Я перекрестился и сказал громко:
— Возможно, это Господь и надоумил меня проехать именно этой дорогой и в этот час, чтобы моей рукой покарать злодеев?
Среди собравшихся зевак пронесся легкий заинтересованный говорок. Я свистнул Бобику, по обе стороны поплыли дома, улица послушно ведет в направлении порта. За спиной народ оживленно обсуждал случившееся, но я выехал на другую улицу, здесь другой люд, хотя всё те же лавки, распахнутые двери кабаков, таверн, а также заведений с красными фонарями... Что-то, на мой взгляд, их слишком много.
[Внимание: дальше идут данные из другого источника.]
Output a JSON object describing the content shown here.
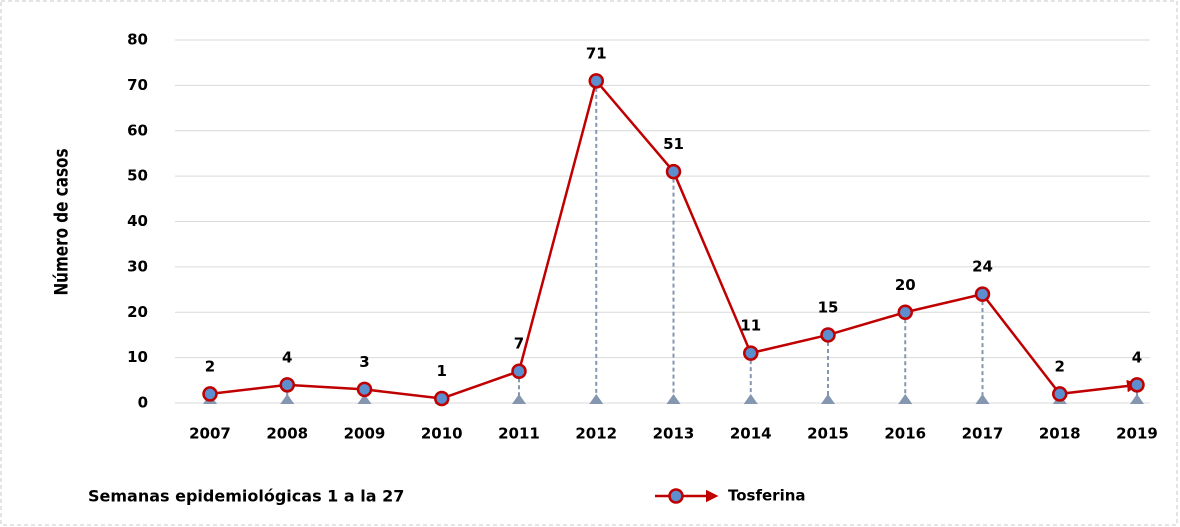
{
  "chart_data": {
    "type": "line",
    "y_label": "Número de casos",
    "annotation": "Semanas epidemiológicas 1 a la 27",
    "categories": [
      "2007",
      "2008",
      "2009",
      "2010",
      "2011",
      "2012",
      "2013",
      "2014",
      "2015",
      "2016",
      "2017",
      "2018",
      "2019"
    ],
    "series": [
      {
        "name": "Tosferina",
        "color": "#c00000",
        "marker_color": "#5b8fd0",
        "values": [
          2,
          4,
          3,
          1,
          7,
          71,
          51,
          11,
          15,
          20,
          24,
          2,
          4
        ]
      }
    ],
    "ylim": [
      0,
      80
    ],
    "yticks": [
      0,
      10,
      20,
      30,
      40,
      50,
      60,
      70,
      80
    ],
    "grid": true,
    "drop_lines": true
  }
}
Да и не должны вот так в центральной части. Обычно эти дома прячутся на окраине. А так как это портовый город, то все должны быть там, в порту, или рядом.
Навстречу посреди улицы идут двое стражников. Громко топают, даже нарочито громко, как мне показалось. Перед ними расступаются. Оба рослые, в неплохих доспехах: один в добротной коже, а второй, что постарше, и вовсе в железном панцире и металлических налокотниках и наколенниках.
Завидев меня, остановились, хотя я вроде бы еду спокойно и тихо, никого не задевая. Хотя, понятно, есть на что посмотреть: мои совсем не средневековые размеры неизменно привлекают внимание не меньше, чем мой Зайчик. Да и на Бобика обычно смотрят со страхом и опаской.
Старший внимательно посмотрел на Бобика, потом на меня. Вскинул повелительно руку, я послушно, но словно бы по своей воле, так восхотелось, остановил коня.
— Что случилось? — поинтересовался я. — Я не заплатил в воротах за проезд?
Старший покачал головой, я обратил внимание, что его напарник смотрит на меня со смесью трусости и наглости.
— Думаю, заплатили, — ответил он с рассчитанной ленцой, словно делая одолжение. — Иначе бы вас не пустили. У нас с такими разговор короток...
— Да? — поинтересовался я. — Это как же?
Он ухмыльнулся и ответил с явным удовольствием:
— Постановление городского совета гласит: всякий, не уплативший пошлину, будь он сам герцог, не должен быть пропущен через городские врата. А если кто попробует войти силой, того связать и доставить в тюрьму.
Вокруг нас уже останавливался народ. На стражей, как и на меня, посматривали с боязливым ожиданием.
— Круто, — ответил я, но если ожидают от меня взрыва благородного возмущения, то жестоко просчитались, я вообще-то за соблюдение законов. Особенно тех, которые мне соблюдать ничего не стоит. — Что ж, демократия в действии. Ну ладно, а ко мне какие претензии?